ParamStore not correctly updated

Hey guys,

I am training an SVI model and after n epochs I introduce additional sample sites in the model’s forward method.
Although the training looks good, I observe that the model.state_dict().keys() does not contain the sample sites which were introduced later during training. Same holds for pyro.get_param_store().keys().

Do I have to update my new sample sites manually (I cannot find the functionality for this, though) or should this be considered as bug? If yes, I’m happy to investigate it further and prepare a solution.

Some Pseudocode:

class SVIMODEL():
  self.model = MODEL_CLASS() = pyro.infer.autoguide.AutoNormal()
  def training():
    if epoch > N:

class MODEL_CLASS():
  def forward(self, warm_start_mode):  
    if warm_start_mode:
      p = pyro.sample("p", dist.HalfCauchy(torch.ones(1)))

model = SVIMODEL()

Thanks in advance!

Hi @Madmore, although AutoNormal is not intended to support dynamic models, your workflow should be possible if you reset the guide just before your N+1th epoch. Here’s pseudocode:

EDIT this does not work; see below for an alternate solution.

def training(self, epoch):
    if epoch > N:
        if epoch == N + 1:
   = None  # reset guide

Let me know if that doesn’t work :smile:

1 Like

Thanks for the reply!

I just played a bit with it, but unfortunately, using = None resets also the parameters of all other sample sites (which I want to keep to not start “retraining” them from scratch). I see two different options:

  1. I think adding the new sample sites at step N+1 manually to the prototype_trace dict is a bit hacky and error-prone.
  2. Write a custom guide (because I am in a model exploration phase, I would prefer to keep an AutoGuide to analyze many models without modifying the guide all the time)

There is no other internal function I could exploit?

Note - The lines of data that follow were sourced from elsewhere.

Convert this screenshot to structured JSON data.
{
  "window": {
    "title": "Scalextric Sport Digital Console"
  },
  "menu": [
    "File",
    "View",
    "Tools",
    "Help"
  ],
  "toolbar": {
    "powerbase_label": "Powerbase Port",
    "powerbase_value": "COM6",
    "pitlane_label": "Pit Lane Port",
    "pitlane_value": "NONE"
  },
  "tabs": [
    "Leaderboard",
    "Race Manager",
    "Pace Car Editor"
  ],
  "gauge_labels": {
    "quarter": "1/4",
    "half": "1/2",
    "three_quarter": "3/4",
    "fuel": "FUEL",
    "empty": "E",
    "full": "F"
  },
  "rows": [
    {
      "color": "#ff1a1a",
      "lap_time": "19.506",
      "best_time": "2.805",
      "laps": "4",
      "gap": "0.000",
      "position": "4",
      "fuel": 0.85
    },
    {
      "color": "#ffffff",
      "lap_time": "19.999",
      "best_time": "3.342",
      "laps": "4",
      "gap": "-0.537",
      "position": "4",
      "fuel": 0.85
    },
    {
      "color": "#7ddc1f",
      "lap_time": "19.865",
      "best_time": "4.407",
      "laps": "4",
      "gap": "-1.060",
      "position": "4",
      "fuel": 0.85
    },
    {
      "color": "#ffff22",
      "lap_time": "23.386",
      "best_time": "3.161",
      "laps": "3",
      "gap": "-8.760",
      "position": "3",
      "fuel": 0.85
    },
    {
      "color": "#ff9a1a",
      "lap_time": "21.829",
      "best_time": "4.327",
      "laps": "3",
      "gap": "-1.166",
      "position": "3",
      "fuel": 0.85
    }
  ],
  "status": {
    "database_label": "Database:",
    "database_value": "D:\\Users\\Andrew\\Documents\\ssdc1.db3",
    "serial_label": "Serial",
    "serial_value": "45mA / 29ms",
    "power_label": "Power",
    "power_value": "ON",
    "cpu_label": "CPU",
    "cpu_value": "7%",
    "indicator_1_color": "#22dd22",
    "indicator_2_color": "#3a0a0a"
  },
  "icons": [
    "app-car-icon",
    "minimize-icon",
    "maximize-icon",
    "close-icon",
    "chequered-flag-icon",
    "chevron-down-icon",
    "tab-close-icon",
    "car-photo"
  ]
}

Hi @Madmore, thanks for trying that out :thinking: What if instead we try to simply recreate a guide (and necessarily the SVI object since that stores the guide)? We can store the optimizer so our moments and learning rate schedules remain intact:

    def __init__(self):
        self.model = MODEL_CLASS() = AutoNormal(self.model)
        self.optim = Adam(...)  # or whetever
        self.svi = SVI(self.model,, self.optim, ...)
    def training():
        if epoch > N:
            if epoch == N + 1:
                # Reset the guide since model structure has changed.
       = AutoNormal(self.model)
                self.svi = SVI(self.model,, self.optim, ...)

This version seems to work for me in a unit test I’ve added to Pyro.

1 Like

Actually I think AutoNormalMessenger should be a drop-in replacement for AutoNormal while fully supporting dynamic models. If you get a chance to try this out, I’d love to hear your results.

1 Like

Recreating the guide and svi object works like a charm, thanks! Good idea.

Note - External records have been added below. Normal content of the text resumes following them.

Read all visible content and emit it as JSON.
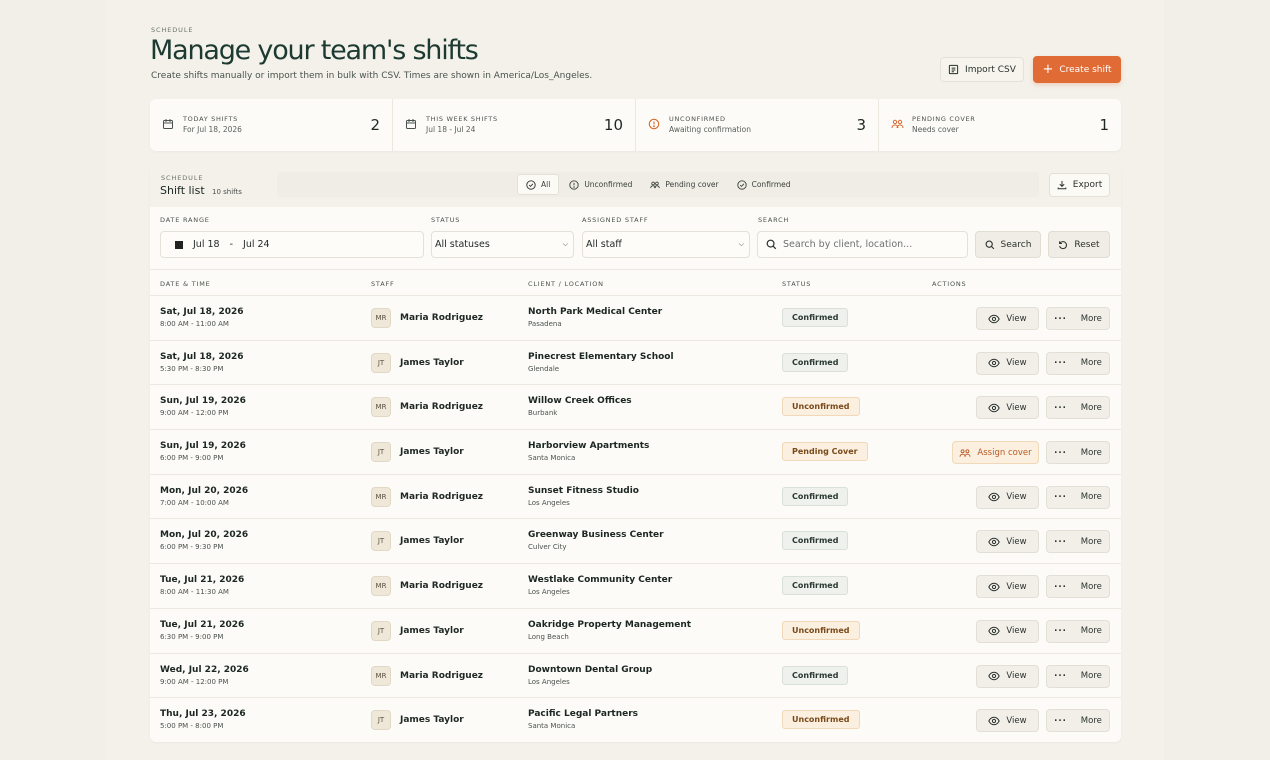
{
  "header": {
    "eyebrow": "SCHEDULE",
    "title": "Manage your team's shifts",
    "subtitle": "Create shifts manually or import them in bulk with CSV. Times are shown in America/Los_Angeles.",
    "import_label": "Import CSV",
    "create_label": "Create shift"
  },
  "stats": [
    {
      "label": "TODAY SHIFTS",
      "sub": "For Jul 18, 2026",
      "value": "2"
    },
    {
      "label": "THIS WEEK SHIFTS",
      "sub": "Jul 18 - Jul 24",
      "value": "10"
    },
    {
      "label": "UNCONFIRMED",
      "sub": "Awaiting confirmation",
      "value": "3"
    },
    {
      "label": "PENDING COVER",
      "sub": "Needs cover",
      "value": "1"
    }
  ],
  "list": {
    "eyebrow": "SCHEDULE",
    "title": "Shift list",
    "count": "10 shifts",
    "chips": [
      "All",
      "Unconfirmed",
      "Pending cover",
      "Confirmed"
    ],
    "export_label": "Export"
  },
  "filters": {
    "date_label": "DATE RANGE",
    "date_from": "Jul 18",
    "date_sep": "-",
    "date_to": "Jul 24",
    "status_label": "STATUS",
    "status_value": "All statuses",
    "staff_label": "ASSIGNED STAFF",
    "staff_value": "All staff",
    "search_label": "SEARCH",
    "search_placeholder": "Search by client, location...",
    "search_button": "Search",
    "reset_button": "Reset"
  },
  "table": {
    "headers": [
      "DATE & TIME",
      "STAFF",
      "CLIENT / LOCATION",
      "STATUS",
      "ACTIONS"
    ],
    "view_label": "View",
    "more_label": "More",
    "assign_label": "Assign cover",
    "rows": [
      {
        "date": "Sat, Jul 18, 2026",
        "time": "8:00 AM - 11:00 AM",
        "initials": "MR",
        "staff": "Maria Rodriguez",
        "client": "North Park Medical Center",
        "location": "Pasadena",
        "status": "Confirmed"
      },
      {
        "date": "Sat, Jul 18, 2026",
        "time": "5:30 PM - 8:30 PM",
        "initials": "JT",
        "staff": "James Taylor",
        "client": "Pinecrest Elementary School",
        "location": "Glendale",
        "status": "Confirmed"
      },
      {
        "date": "Sun, Jul 19, 2026",
        "time": "9:00 AM - 12:00 PM",
        "initials": "MR",
        "staff": "Maria Rodriguez",
        "client": "Willow Creek Offices",
        "location": "Burbank",
        "status": "Unconfirmed"
      },
      {
        "date": "Sun, Jul 19, 2026",
        "time": "6:00 PM - 9:00 PM",
        "initials": "JT",
        "staff": "James Taylor",
        "client": "Harborview Apartments",
        "location": "Santa Monica",
        "status": "Pending Cover"
      },
      {
        "date": "Mon, Jul 20, 2026",
        "time": "7:00 AM - 10:00 AM",
        "initials": "MR",
        "staff": "Maria Rodriguez",
        "client": "Sunset Fitness Studio",
        "location": "Los Angeles",
        "status": "Confirmed"
      },
      {
        "date": "Mon, Jul 20, 2026",
        "time": "6:00 PM - 9:30 PM",
        "initials": "JT",
        "staff": "James Taylor",
        "client": "Greenway Business Center",
        "location": "Culver City",
        "status": "Confirmed"
      },
      {
        "date": "Tue, Jul 21, 2026",
        "time": "8:00 AM - 11:30 AM",
        "initials": "MR",
        "staff": "Maria Rodriguez",
        "client": "Westlake Community Center",
        "location": "Los Angeles",
        "status": "Confirmed"
      },
      {
        "date": "Tue, Jul 21, 2026",
        "time": "6:30 PM - 9:00 PM",
        "initials": "JT",
        "staff": "James Taylor",
        "client": "Oakridge Property Management",
        "location": "Long Beach",
        "status": "Unconfirmed"
      },
      {
        "date": "Wed, Jul 22, 2026",
        "time": "9:00 AM - 12:00 PM",
        "initials": "MR",
        "staff": "Maria Rodriguez",
        "client": "Downtown Dental Group",
        "location": "Los Angeles",
        "status": "Confirmed"
      },
      {
        "date": "Thu, Jul 23, 2026",
        "time": "5:00 PM - 8:00 PM",
        "initials": "JT",
        "staff": "James Taylor",
        "client": "Pacific Legal Partners",
        "location": "Santa Monica",
        "status": "Unconfirmed"
      }
    ]
  },
  "colors": {
    "accent": "#e06b35",
    "background": "#f3f1ea",
    "card": "#fcfbf7",
    "title": "#1c3a32"
  }
}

I’ll try out the AutoNormalMessenger and give you an update soon!

I just went through your unit test and I think the behaviour I saw is a bit unexpected. Two comments:

  1. In your unit test you are overwriting the guide with the AutoNormal of another model, but the loc estimate is preserved. I’d rather expect the loc/scale parameters to be reset as well, if I create a new guide instance?
  2. If I run the following code the print statement should return a 0 (which is the median of a Normal(0,1) distribution), but it turns some random variable close to zero. How come this is not zero?
import pyro
import torch
import pyro.distributions as dist
from pyro.infer.autoguide.initialization import init_to_median

def model1():
    x = pyro.sample("x", dist.Normal(0, 1))

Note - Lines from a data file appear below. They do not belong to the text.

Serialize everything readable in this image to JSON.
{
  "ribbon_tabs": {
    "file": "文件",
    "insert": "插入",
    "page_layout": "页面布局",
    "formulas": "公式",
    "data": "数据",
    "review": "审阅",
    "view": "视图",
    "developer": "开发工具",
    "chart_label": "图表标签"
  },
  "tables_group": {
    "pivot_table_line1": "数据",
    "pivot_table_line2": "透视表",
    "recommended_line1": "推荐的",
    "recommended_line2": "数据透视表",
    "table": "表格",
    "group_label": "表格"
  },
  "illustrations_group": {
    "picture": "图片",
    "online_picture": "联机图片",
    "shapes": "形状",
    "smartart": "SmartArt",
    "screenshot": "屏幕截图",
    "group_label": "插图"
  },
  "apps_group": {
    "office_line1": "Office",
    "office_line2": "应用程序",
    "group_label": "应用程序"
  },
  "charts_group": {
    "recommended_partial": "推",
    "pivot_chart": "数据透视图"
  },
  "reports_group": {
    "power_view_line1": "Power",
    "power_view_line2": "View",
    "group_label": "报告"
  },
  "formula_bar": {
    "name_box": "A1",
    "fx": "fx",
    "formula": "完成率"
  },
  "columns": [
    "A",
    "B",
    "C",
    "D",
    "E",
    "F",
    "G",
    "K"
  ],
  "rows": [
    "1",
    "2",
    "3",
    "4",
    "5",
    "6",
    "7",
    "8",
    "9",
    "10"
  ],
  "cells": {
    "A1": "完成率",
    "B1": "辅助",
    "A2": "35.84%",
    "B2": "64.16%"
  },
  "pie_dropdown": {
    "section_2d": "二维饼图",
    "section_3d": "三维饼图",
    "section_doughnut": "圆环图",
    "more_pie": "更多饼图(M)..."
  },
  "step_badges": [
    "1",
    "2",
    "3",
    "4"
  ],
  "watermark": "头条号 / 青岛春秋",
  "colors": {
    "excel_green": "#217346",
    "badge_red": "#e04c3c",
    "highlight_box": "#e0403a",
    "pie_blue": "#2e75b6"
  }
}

guide = pyro.infer.autoguide.AutoNormal(model1, init_scale=1e-5, init_loc_fn=init_to_median)
guide()  # initialize


P.S.: Small typo in the docstring of the init_to_median function here: I guess it should be median instead of mean. Always a bit hesitant to open a PR for a single typo (maybe you have a branch for that) :wink:

  1. The guide overriding workaround makes use of Pyro’s global param store. It’s kind of gross, and the AutoNormalMessenger solution seems cleaner.

  2. init_to_median computes an empirical median over some fixed number of samples. This is intended; it is important to have a little noise so that in hierarchical models outer scale random variables don’t collapse due to zero-variance downstream variables.

Don’t hesitate to open a PR even if fixes only one word! PRs are the only way docs and code improves :smile:

1 Like